Ale nawet jak robisz to perfekcyjnie i tak myjesz raczej powierzchnię płyty, a igła przecież czyta z rowka.

Tymczasem myjka naprawdę potrafi znacząco poprawić dźwięk starej płyty.

Odnośnik do komentarza
Udostępnij na innych stronach

To zależy jakiej siły używasz, na ile ruch dłoni zgadza się z kierunkiem rowków.

 

To bylo dwuznaczne! Ale 7" nie maja kopert antystatyczznych i co?

Ukryta Zawartość

    Zaloguj się, aby zobaczyć treść.
Zaloguj się, aby zobaczyć treść (możliwe logowanie za pomocą )
Odnośnik do komentarza
Udostępnij na innych stronach

Gość rydz

(Konto usunięte)

Pytanie glownie czy mikrofibrowa szmatka zamoczona w roztworze nie porysuje mi plyt

 

Nie porysuje płyty ale ,cały ten syf i tak zostanie w rowkach , po przesłuchaniu dwóch-trzech nagrań igła będzie oblepiona farfoclami.

Niekiedy taką szmatką można zrobić jeszcze wiekszy syf / myjka na foto myje jako-tako po japońsku. :)

Moje zdanie jest takie , bez odessania po umyciu się nie obędzie.

Odnośnik do komentarza
Udostępnij na innych stronach

Ale jesli chcemy bez myjki to czy moj sposob jest prawidlowy. Pytanie glownie czy mikrofibrowa szmatka zamoczona w roztworze nie porysuje mi plyt

ja używam padów do demakijażu takich okrągłych i mieszanki plynu IPA i wody dejonizowanej 4:1 i przecieram wzdłóż rowków po okręgu

w tym kierunku w którym idzie igła czyli lewoskrętnie, potem ważne żeby dokładne wytrzeć do SUCHA, szmatke z mikrofibry kadę pod płytę.

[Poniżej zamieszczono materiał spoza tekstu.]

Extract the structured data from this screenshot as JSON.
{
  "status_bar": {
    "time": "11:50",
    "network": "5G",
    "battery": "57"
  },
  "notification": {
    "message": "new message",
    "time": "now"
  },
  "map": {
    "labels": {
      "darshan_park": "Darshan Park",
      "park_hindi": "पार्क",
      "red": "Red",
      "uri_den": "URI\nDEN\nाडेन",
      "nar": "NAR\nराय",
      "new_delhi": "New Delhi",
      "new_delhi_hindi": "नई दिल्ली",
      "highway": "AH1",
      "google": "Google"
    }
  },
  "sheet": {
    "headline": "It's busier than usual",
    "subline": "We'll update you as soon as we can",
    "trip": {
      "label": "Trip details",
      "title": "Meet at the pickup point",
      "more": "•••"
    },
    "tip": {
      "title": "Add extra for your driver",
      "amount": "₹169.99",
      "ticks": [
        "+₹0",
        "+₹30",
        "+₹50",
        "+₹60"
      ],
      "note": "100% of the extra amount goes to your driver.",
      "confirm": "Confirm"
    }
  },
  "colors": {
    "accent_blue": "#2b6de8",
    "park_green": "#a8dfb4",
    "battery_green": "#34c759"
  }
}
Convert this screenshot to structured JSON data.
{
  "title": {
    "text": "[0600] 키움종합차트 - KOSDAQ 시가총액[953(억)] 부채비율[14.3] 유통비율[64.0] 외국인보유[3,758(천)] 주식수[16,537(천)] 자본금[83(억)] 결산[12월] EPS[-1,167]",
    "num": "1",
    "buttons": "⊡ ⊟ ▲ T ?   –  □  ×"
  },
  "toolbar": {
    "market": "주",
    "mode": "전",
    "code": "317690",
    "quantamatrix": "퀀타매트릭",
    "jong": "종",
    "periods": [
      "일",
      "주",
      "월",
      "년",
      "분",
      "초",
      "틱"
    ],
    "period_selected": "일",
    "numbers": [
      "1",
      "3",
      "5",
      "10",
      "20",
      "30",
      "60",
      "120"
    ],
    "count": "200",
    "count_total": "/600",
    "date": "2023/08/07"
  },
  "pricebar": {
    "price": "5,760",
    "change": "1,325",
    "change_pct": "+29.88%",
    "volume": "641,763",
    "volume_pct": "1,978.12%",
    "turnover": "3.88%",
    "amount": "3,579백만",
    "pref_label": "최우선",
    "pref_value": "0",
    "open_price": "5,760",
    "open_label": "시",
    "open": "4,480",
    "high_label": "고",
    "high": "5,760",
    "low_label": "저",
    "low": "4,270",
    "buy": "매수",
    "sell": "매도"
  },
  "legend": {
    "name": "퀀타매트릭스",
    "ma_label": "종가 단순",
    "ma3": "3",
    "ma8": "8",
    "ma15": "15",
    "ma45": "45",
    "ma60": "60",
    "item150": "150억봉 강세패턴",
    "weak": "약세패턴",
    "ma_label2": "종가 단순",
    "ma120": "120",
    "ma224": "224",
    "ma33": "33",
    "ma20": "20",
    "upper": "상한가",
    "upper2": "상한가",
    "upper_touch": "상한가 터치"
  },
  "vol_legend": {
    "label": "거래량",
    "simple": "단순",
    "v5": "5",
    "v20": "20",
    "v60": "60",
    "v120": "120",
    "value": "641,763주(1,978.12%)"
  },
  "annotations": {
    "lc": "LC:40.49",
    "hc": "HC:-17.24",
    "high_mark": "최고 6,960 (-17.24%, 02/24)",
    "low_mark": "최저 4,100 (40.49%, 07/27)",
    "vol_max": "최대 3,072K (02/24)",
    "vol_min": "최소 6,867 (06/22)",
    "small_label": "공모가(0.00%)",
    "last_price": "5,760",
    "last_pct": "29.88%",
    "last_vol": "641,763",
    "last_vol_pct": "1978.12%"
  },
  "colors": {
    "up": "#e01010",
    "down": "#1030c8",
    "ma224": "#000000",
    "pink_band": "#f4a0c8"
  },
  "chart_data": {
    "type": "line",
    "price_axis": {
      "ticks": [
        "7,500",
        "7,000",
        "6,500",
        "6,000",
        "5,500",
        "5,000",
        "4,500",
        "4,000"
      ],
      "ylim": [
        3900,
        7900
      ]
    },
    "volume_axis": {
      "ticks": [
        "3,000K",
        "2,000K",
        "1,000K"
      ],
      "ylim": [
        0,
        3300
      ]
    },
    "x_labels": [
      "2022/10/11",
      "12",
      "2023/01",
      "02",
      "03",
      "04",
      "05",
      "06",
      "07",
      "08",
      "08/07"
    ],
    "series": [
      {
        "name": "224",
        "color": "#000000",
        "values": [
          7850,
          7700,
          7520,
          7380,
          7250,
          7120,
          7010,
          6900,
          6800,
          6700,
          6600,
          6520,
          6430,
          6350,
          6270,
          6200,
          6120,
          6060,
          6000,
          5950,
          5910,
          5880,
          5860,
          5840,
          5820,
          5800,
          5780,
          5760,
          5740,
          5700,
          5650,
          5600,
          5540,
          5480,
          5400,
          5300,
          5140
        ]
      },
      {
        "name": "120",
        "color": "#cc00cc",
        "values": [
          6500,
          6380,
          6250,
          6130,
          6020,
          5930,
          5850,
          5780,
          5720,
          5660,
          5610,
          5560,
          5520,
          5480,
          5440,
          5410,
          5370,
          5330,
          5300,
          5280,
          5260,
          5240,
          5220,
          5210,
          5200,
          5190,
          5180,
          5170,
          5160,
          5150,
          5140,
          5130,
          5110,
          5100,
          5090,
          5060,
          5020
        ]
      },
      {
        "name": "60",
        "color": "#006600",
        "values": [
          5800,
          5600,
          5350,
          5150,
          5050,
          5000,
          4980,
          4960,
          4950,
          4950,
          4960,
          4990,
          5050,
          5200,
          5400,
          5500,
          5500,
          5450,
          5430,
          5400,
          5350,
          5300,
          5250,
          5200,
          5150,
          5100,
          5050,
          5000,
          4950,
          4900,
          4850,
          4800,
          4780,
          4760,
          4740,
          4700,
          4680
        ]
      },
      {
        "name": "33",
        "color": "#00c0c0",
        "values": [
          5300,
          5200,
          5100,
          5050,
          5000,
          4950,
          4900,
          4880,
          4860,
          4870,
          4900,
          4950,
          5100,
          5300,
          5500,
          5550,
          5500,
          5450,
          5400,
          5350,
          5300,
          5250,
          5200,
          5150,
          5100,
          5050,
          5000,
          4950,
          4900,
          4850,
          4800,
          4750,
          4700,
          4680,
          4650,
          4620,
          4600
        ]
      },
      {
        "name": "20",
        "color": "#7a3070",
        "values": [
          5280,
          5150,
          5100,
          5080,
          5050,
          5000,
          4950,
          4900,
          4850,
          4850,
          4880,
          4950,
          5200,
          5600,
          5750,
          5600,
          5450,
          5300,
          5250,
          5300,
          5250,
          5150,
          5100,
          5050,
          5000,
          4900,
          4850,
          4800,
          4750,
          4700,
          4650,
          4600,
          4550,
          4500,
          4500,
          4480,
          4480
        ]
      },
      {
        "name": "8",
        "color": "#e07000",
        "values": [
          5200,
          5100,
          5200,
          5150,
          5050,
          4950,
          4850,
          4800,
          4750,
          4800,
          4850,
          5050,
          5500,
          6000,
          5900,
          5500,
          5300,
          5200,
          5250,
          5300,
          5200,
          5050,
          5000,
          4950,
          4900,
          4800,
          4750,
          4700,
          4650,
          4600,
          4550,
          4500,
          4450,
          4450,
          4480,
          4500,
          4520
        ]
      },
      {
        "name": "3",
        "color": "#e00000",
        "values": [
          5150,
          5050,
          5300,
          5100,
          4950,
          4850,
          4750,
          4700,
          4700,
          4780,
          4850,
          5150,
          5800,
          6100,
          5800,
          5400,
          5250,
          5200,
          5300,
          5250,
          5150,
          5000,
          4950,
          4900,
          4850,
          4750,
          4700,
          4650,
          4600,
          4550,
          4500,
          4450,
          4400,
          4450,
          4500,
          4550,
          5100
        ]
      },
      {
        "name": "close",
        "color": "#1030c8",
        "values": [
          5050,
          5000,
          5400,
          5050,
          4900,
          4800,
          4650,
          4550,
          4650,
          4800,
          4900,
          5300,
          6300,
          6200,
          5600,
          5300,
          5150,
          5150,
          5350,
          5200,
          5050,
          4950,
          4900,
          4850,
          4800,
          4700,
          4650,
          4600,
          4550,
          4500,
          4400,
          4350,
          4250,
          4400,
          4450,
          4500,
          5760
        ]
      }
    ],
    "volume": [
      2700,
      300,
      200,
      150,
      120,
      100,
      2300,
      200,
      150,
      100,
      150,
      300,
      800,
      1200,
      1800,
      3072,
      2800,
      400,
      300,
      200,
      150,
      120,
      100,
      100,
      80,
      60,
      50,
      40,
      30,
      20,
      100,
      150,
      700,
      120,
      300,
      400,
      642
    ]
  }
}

nacisk umiarkowany, ruchy płynne. W większoćci przypadków trzaski elektrostatyczne znikają. Jeżeli płyta jest zabrudzona polecam myjkę podcisnieniową która wsysa brud

są punkty usługowe w każdym większym mieście, w Warszawie w myję Megadisku za parę złotych i jest git.

Ukryta Zawartość

    Zaloguj się, aby zobaczyć treść.
Zaloguj się, aby zobaczyć treść (możliwe logowanie za pomocą )
Odnośnik do komentarza
Udostępnij na innych stronach

Nie porysuje płyty ale ,cały ten syf i tak zostanie w rowkach płyty , po przesłuchaniu dwóch-trzech nagrań igła będzie oblepiona farfoclami.

 

Wlasnie, wydaje mi sie ze czasem igla jest nie dosc ze brudna co brud na igle skleja sie do igly - widac to pod lupka.

Ukryta Zawartość

    Zaloguj się, aby zobaczyć treść.
Zaloguj się, aby zobaczyć treść (możliwe logowanie za pomocą )
Odnośnik do komentarza
Udostępnij na innych stronach

Gość frywolny trucht

(Konto usunięte)

To bylo dwuznaczne! Ale 7" nie maja kopert antystatyczznych i co?

 

Można trafić, nawet na alegru.

Czytaj forum, ostatnio ktoś tu ściągał chyba z ebaja większą partię i się dzielił.

Odnośnik do komentarza
Udostępnij na innych stronach

Można trafić

 

znalazlam

 

czyli do brudnej igly jednak plyn do igly? nie zaden ipa?

 

powtarzam zapytanie :) czy 7" i 10" tez sie umyje w Knosti?

Ukryta Zawartość

    Zaloguj się, aby zobaczyć treść.
Zaloguj się, aby zobaczyć treść (możliwe logowanie za pomocą )
Odnośnik do komentarza
Udostępnij na innych stronach

czy 7" i 10" tez sie umyje w Knosti?

Oczywiście, że umyje.

 

Nie używaj żadnych szmat do czyszczenia, bo wcierasz brud w rowki.

 

A w Knosti myje się tak:

 

Oryginalny płyn wylać, albo sprzedać, jak ja to zrobiłem. Zostawia osad.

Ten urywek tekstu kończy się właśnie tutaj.